CThe honest scope for tinnitus

It is tempting to extend the cochlear-implant-for-tinnitus story to the ABI — if refilling the auditory channel quietens tinnitus at the cochlea, perhaps stimulating the brainstem would do the same when the nerve is gone. The honest answer is that the evidence is thin and the indication is not established. The ABI is implanted to restore some hearing, not as a tinnitus treatment; any tinnitus change is a secondary observation, not a goal [2024].

There has been genuine interest. A formal protocol explored an ABI specifically for intractable unilateral tinnitus in patients without a usable cochlear nerve, on the rationale that direct brainstem input might suppress the phantom signal — but this remains investigational rather than standard care [2019]. For the common SSD-with-tinnitus patient who has an intact nerve, the ABI is the wrong operation: it is more invasive, gives poorer hearing, and has no established tinnitus benefit. The cochlear implant remains the answer whenever a nerve is present.
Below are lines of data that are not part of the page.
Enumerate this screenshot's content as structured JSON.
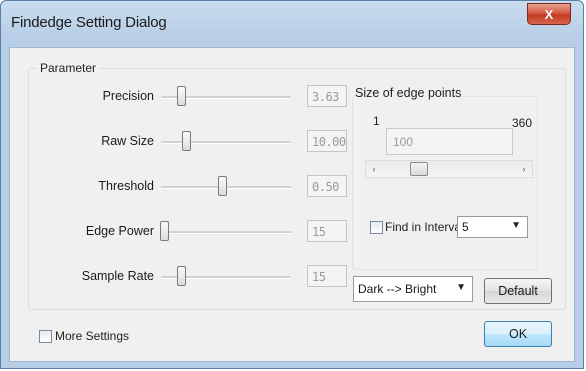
{
  "window": {
    "title": "Findedge Setting Dialog",
    "close_label": "X"
  },
  "parameter_group": {
    "title": "Parameter",
    "rows": [
      {
        "label": "Precision",
        "value": "3.63",
        "slider_fraction": 0.16
      },
      {
        "label": "Raw Size",
        "value": "10.00",
        "slider_fraction": 0.2
      },
      {
        "label": "Threshold",
        "value": "0.50",
        "slider_fraction": 0.48
      },
      {
        "label": "Edge Power",
        "value": "15",
        "slider_fraction": 0.03
      },
      {
        "label": "Sample Rate",
        "value": "15",
        "slider_fraction": 0.16
      }
    ]
  },
  "edge_points": {
    "title": "Size of edge points",
    "min_label": "1",
    "max_label": "360",
    "value": "100",
    "scroll_fraction": 0.24,
    "left_arrow": "‹",
    "right_arrow": "›"
  },
  "find_interval": {
    "label": "Find in Interva",
    "checked": false,
    "value": "5",
    "arrow": "▼"
  },
  "direction": {
    "value": "Dark --> Bright",
    "arrow": "▼"
  },
  "buttons": {
    "default_label": "Default",
    "ok_label": "OK"
  },
  "more_settings": {
    "label": "More Settings",
    "checked": false
  }
}
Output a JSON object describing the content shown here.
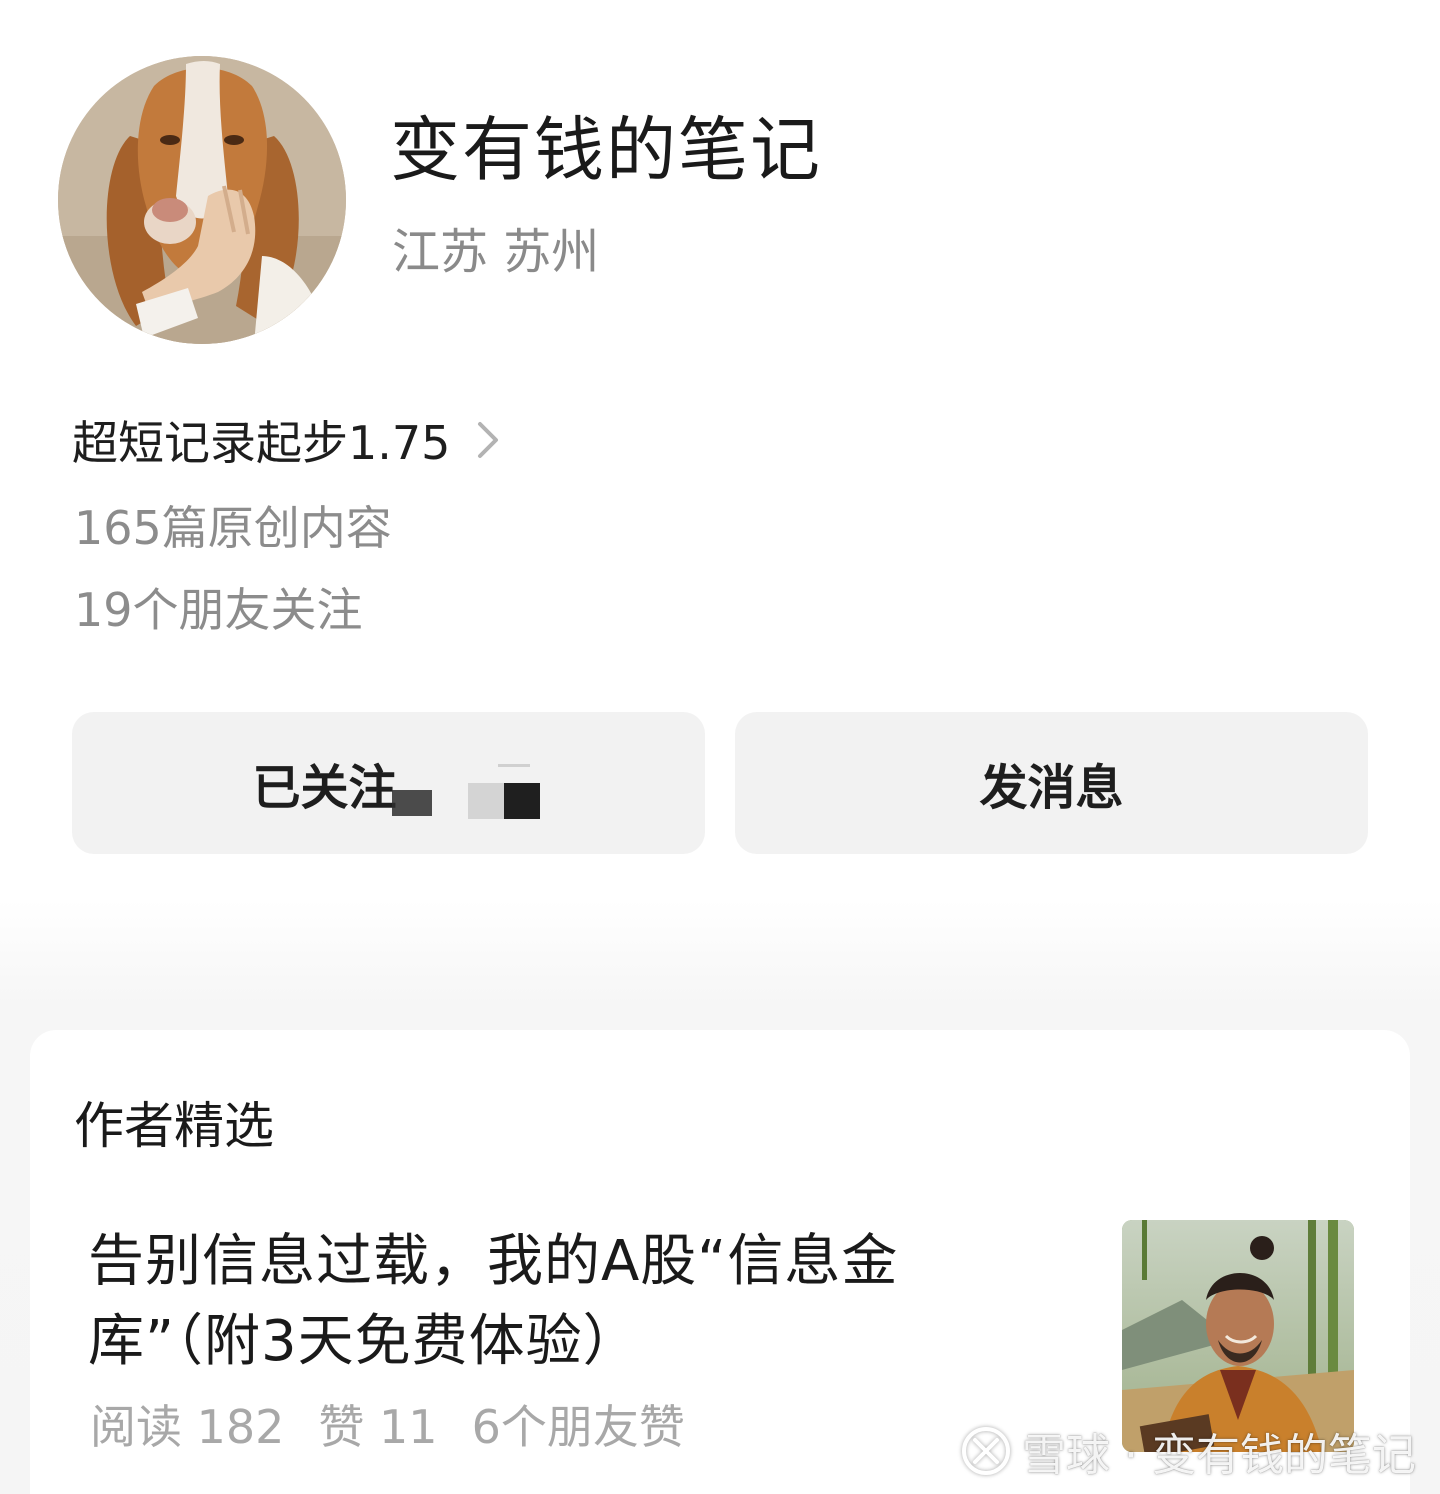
{
  "profile": {
    "name": "变有钱的笔记",
    "location": "江苏 苏州",
    "intro": "超短记录起步1.75",
    "articles_count_text": "165篇原创内容",
    "friends_following_text": "19个朋友关注"
  },
  "actions": {
    "following_label": "已关注",
    "message_label": "发消息"
  },
  "featured": {
    "section_title": "作者精选",
    "articles": [
      {
        "title": "告别信息过载，我的A股“信息金库”（附3天免费体验）",
        "reads": "阅读 182",
        "likes": "赞 11",
        "friend_likes": "6个朋友赞"
      }
    ]
  },
  "watermark": {
    "text": "雪球 · 变有钱的笔记"
  }
}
The counselling message is therefore deliberately restrained. When a CI is impossible, the ABI may restore some hearing and is worth considering on those grounds; but it should not be offered as a reliable cure for tinnitus, and patients must understand that [2025].

CSelecting candidates — and the price of getting it wrong

Candidacy for an ABI turns on a single anatomical fact: a cochlear implant must be genuinely impossible, confirmed on high-resolution MRI that shows an absent or non-stimulable cochlear nerve, or a cochlea that cannot host an array. In an NF2 patient with bilateral schwannomas, the ABI is typically placed at the time of tumour resection, when the brainstem is already exposed and the cochlear nerve is being sacrificed [2018]. In non-tumour adults and children with nerve aplasia or severe malformation, candidacy is decided in a dedicated implant programme after a CI has been formally excluded [2024].

The cost of getting selection wrong is real. The ABI requires posterior fossa surgery, with the attendant risks of cerebrospinal fluid leak, cranial nerve injury and the well-recognised non-auditory side effects of stimulating structures adjacent to the cochlear nucleus. Offering it to a patient who actually has a stimulable nerve — or who is chasing tinnitus relief it cannot reliably deliver — exposes them to those risks for little gain. The discipline is the same as for every procedure in this chapter: match the operation to a confirmed anatomical problem, and counsel honestly about what it can and cannot achieve [2025].